ValidateLogin API returns NULL except with hard-coded credentials

[nodespace]

Hello,

I am trying to use the ValidateLogin API to authenticate users within WHMCS for an external portal I'm building. However, I've noticed something strange and I cannot seem to figure out why. I've noticed similar threads here on my search for an answer and all those threads went without response so I'm expecting the same here, too.

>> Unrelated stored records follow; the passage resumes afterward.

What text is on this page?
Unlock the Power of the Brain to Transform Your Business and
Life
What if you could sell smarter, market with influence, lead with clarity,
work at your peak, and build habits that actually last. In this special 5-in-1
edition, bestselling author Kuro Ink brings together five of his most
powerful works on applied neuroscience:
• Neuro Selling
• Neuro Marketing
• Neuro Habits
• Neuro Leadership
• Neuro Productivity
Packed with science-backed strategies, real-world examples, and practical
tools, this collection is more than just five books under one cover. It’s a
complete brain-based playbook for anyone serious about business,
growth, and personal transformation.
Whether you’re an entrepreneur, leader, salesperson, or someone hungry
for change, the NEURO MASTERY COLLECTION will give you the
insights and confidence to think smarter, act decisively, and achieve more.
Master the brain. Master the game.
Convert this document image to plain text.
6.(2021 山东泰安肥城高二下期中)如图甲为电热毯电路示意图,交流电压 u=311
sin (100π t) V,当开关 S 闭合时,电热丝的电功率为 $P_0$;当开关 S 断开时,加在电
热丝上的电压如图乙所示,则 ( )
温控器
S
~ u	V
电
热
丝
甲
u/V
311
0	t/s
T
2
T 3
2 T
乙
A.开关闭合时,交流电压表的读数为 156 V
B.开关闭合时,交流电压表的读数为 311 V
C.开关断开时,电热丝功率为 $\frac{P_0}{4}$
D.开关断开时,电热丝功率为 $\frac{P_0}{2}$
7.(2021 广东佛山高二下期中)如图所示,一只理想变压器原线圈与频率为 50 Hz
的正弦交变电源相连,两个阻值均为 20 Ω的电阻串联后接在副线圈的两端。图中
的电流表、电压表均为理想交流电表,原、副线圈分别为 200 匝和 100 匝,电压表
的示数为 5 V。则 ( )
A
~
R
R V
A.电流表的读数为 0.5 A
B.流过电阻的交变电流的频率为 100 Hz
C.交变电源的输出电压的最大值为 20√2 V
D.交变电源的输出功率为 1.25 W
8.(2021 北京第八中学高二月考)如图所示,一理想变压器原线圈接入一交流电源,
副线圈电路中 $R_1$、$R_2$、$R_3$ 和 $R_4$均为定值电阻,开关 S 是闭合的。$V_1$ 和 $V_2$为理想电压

Here's my code connecting to the API:

$postfields = array(
    'identifier' => $api_identifier,
    'secret' => $api_secret,
    'accesskey' => $api_access_key,
    'action' => 'ValidateLogin',
    'email' => "$customerEmail1",
    'password2' => "$customerPassword1",
);

// Call the API
$ch = curl_init();
curl_setopt($ch, CURLOPT_URL, $whmcsUrl . 'includes/api.php');
curl_setopt($ch, CURLOPT_POST, 1);
curl_setopt($ch, CURLOPT_TIMEOUT, 30);
curl_setopt($ch, CURLOPT_RETURNTRANSFER, 1);
curl_setopt($ch, CURLOPT_SSL_VERIFYPEER, 1);
curl_setopt($ch, CURLOPT_SSL_VERIFYHOST, 2);
curl_setopt($ch, CURLOPT_POSTFIELDS, http_build_query($postfields));
$response = curl_exec($ch);
if (curl_error($ch)) {
    die('Unable to connect: ' . curl_errno($ch) . ' - ' . curl_error($ch));
}
curl_close($ch);

// Decode response
$jsonData = json_decode($response, true);

Whenever this runs, $jsonData always returns NULL. However, if I replace $customerEmail1 and $customerPassword1 variables with hard-coded credentials, then it returns the values I expect to see and works perfectly.

I've tried all sorts of ways of ensuring that $customerEmail1 and $customerPassword1 are always returned as strings, but no matter what I've tried, I cannot get it to dynamically work.

Any ideas to try?

Thanks!

[nodespace]

I was able to resolve this. I'm not exactly sure what I did to fix it, but I'll share my code in case others end up in the same situation. I still don't know how my code above worked the way it did. Anyways, here's my new working code. I decided to make it a function and I would suggest anyone else do the same. That might be a "duh" for the pros, but I'm not a pro developer 🙂  You'll see in my second bit of code, it's as easy as passing an array to process_api() and letting it do its magic.

function process_api( $array = [ 'action' => 'ValidateLogin' ] ) {

    $whmcs_url     = "https://clients.example.com";
    $auth_array    = [
        'identifier'     => '[API_IDENTIFIER]',
        'secret'         => '[API_SECRET_KEY]',
        'accesskey'      => '[API_ACCESS_KEY]',
        'responsetype'   => 'json'
    ];

    $request_array = array_merge( $auth_array, $array );

    $ch = curl_init();
    curl_setopt($ch, CURLOPT_URL, $whmcs_url . '/includes/api.php');
    curl_setopt($ch, CURLOPT_POST, 1);
    curl_setopt($ch, CURLOPT_TIMEOUT, 30);
    curl_setopt($ch, CURLOPT_RETURNTRANSFER, 1);
    curl_setopt($ch, CURLOPT_SSL_VERIFYPEER, 1);
    curl_setopt($ch, CURLOPT_SSL_VERIFYHOST, 2);
    curl_setopt($ch, CURLOPT_POSTFIELDS, http_build_query($request_array));
    $res_raw = curl_exec($ch);
    if (curl_error($ch)) {
        die('Unable to connect: ' . curl_errno($ch) . ' - ' . curl_error($ch));
    }
    $res = json_decode( $res_raw, true );
    curl_close($ch);

    return $res;
}

And then here's how I'm calling this:

$user = [
    'action' => 'ValidateLogin',
    'email' => $customerEmail,
    'password2' => $customerPassword
];

$res = process_api($user);

if($res['result'] == "success"){
    echo "Authenticated successfully!";
}else{
    echo "Authentication failure";
}

I hope this helps someone else who was getting stuck like I was.